- Directed by: TN Nagesh
- Produced by: Valli, Singapura Siddaramaya
- Starring: Dharma Keerthiraj Anusha Rai Kabir Duhan Singh Suman Talwar
- Cinematography: Shankar
- Edited by: Sanjeev Reddy
- Music by: MN Krupakar
- Production company: Nandini Combines
- Release date: 17 June 2022;
- Running time: 135 minutes
- Country: India
- Language: Kannada

= Khadak (2022 film) =

2022 Kannada film

Khadak is a 2022 Indian Kannada-language crime action film, directed by TN Nagesh and produced by S Valli & Singapura Siddaramaya. It was produced under the banner of Nandini Combines. The film features Dharma Keerthiraj, Anusha Rai, and Kabir Duhan Singh. The score and soundtrack for the movie were made by M.N. Krupakar, the cinematography is done by Shankar Shanmugam, and the editing is done by Sanjeev Reddy.

== Plot ==
Dharma is an unselfish person who strives for the welfare of society by helping the poor and fighting injustice. He is the son of Major Suryakanth, who was assassinated in front of his son despite denying selling military secrets. Dharma becomes a police officer as an adult to exact revenge on those who killed his parents.

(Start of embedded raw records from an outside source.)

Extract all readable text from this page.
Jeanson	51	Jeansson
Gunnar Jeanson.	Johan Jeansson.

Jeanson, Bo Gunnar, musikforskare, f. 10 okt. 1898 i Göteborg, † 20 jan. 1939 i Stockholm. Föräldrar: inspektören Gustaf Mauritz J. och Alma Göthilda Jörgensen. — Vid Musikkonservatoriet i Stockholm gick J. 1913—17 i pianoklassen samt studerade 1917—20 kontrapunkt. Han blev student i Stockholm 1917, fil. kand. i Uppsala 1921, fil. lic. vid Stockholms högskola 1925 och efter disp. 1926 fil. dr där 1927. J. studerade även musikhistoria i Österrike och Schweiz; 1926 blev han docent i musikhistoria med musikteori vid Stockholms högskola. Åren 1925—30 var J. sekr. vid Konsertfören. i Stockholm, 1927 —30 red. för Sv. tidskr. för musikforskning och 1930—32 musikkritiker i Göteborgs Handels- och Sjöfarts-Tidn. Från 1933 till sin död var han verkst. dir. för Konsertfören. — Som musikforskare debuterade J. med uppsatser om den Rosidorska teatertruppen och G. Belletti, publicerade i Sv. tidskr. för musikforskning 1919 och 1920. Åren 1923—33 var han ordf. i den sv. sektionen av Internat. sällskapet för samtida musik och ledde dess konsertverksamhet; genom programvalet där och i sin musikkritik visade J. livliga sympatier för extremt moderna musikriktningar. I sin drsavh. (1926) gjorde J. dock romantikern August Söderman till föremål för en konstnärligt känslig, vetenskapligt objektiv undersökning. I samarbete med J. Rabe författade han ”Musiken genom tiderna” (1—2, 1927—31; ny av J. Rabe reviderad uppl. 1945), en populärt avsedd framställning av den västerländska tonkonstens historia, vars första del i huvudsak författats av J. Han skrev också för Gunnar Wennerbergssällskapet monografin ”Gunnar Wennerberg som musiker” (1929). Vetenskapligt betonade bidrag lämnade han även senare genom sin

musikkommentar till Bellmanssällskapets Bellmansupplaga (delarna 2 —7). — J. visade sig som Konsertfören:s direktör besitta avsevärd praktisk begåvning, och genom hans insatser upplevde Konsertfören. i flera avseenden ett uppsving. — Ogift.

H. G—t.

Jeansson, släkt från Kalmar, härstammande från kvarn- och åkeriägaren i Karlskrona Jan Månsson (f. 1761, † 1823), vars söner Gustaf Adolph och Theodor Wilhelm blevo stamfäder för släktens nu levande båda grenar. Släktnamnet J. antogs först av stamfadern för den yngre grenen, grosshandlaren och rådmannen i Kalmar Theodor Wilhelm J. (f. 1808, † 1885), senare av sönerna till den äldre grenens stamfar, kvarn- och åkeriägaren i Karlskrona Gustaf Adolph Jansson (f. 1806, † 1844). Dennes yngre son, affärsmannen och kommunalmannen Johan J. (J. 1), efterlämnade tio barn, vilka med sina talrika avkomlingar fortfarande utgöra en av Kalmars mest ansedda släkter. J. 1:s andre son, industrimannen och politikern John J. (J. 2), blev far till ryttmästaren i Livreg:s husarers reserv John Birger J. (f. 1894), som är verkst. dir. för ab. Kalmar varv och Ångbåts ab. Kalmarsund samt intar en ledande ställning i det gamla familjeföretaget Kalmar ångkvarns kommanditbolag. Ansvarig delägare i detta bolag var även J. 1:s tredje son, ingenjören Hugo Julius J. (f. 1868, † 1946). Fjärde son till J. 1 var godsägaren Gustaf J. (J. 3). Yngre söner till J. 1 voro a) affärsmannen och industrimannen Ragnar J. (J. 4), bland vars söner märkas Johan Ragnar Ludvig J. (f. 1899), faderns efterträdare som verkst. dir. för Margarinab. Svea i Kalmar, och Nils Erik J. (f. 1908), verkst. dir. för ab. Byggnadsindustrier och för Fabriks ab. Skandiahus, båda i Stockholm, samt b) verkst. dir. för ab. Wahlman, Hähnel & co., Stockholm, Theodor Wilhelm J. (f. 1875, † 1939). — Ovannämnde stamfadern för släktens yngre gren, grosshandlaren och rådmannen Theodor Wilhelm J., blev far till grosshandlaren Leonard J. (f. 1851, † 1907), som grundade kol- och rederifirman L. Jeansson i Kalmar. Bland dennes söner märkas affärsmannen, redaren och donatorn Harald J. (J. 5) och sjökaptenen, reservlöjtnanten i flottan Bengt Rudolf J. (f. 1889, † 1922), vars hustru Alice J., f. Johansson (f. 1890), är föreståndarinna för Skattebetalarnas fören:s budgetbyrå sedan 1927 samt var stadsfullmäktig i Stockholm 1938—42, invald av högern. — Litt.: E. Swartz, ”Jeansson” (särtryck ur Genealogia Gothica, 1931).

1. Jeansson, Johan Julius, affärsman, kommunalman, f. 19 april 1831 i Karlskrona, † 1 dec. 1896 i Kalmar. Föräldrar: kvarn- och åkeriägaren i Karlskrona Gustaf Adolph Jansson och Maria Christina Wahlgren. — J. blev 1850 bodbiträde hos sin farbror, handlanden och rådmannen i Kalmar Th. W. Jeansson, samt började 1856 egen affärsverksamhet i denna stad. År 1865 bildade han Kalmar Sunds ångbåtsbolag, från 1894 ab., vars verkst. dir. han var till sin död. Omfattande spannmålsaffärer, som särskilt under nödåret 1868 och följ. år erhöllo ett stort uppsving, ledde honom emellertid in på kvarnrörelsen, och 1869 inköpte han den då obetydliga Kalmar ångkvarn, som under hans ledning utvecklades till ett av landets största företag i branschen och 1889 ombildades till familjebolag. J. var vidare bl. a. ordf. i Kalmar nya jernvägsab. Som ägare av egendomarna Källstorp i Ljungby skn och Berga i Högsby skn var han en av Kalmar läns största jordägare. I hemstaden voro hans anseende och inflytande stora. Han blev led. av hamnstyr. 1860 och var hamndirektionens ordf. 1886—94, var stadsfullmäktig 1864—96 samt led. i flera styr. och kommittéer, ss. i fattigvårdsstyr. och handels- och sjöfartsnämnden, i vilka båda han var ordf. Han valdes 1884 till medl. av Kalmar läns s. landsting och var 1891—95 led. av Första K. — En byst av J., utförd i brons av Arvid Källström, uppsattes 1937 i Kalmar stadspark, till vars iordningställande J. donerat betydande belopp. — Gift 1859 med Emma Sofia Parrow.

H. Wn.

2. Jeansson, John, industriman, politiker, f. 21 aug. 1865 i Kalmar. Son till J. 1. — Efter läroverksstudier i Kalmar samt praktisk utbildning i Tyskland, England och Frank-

On the other hand, Dharma enjoys life with her group of friends and loves Priya (Anusha Rai). He has been praised by the public for coming to the aid of an elderly man who has acquired land from MLAs and helped to build Kannada school.

==Cast==
- Dharma Keerthiraj as Dharma
- Anusha Rai as Priya
- Kabir Duhan Singh
- Suman Talwar

== Production ==
Darshan began the movie's production in 2019.

==Soundtrack==

The soundtrack is composed by M.N. Krupakar.

Kannada tracklist
| No. | Title | Lyrics | Singer(s) | Length |
|---|---|---|---|---|
| 1. | "Bharatha Mathege" | Prathap Reddy | MN Krupakar | 02:35 |
| 2. | "Saddilade" | V. Nagendra Prasad | Chethan Naik, Priyadarshini | 04:05 |
| 3. | "Bisi Bisi Hudugi" | V. Nagendra Prasad | Pooja Rao, Anirudh Shastry | 04:23 |
| 4. | "Preethiya Sarigama" | V. Nagendra Prasad | Suman Narayan, Madwesh Bharadwaj | 04:17 |

== Reception ==
Vinay Lokesh of The Times of India rated the film 2.5/5 stars and wrote "A revenge drama that falls flat ".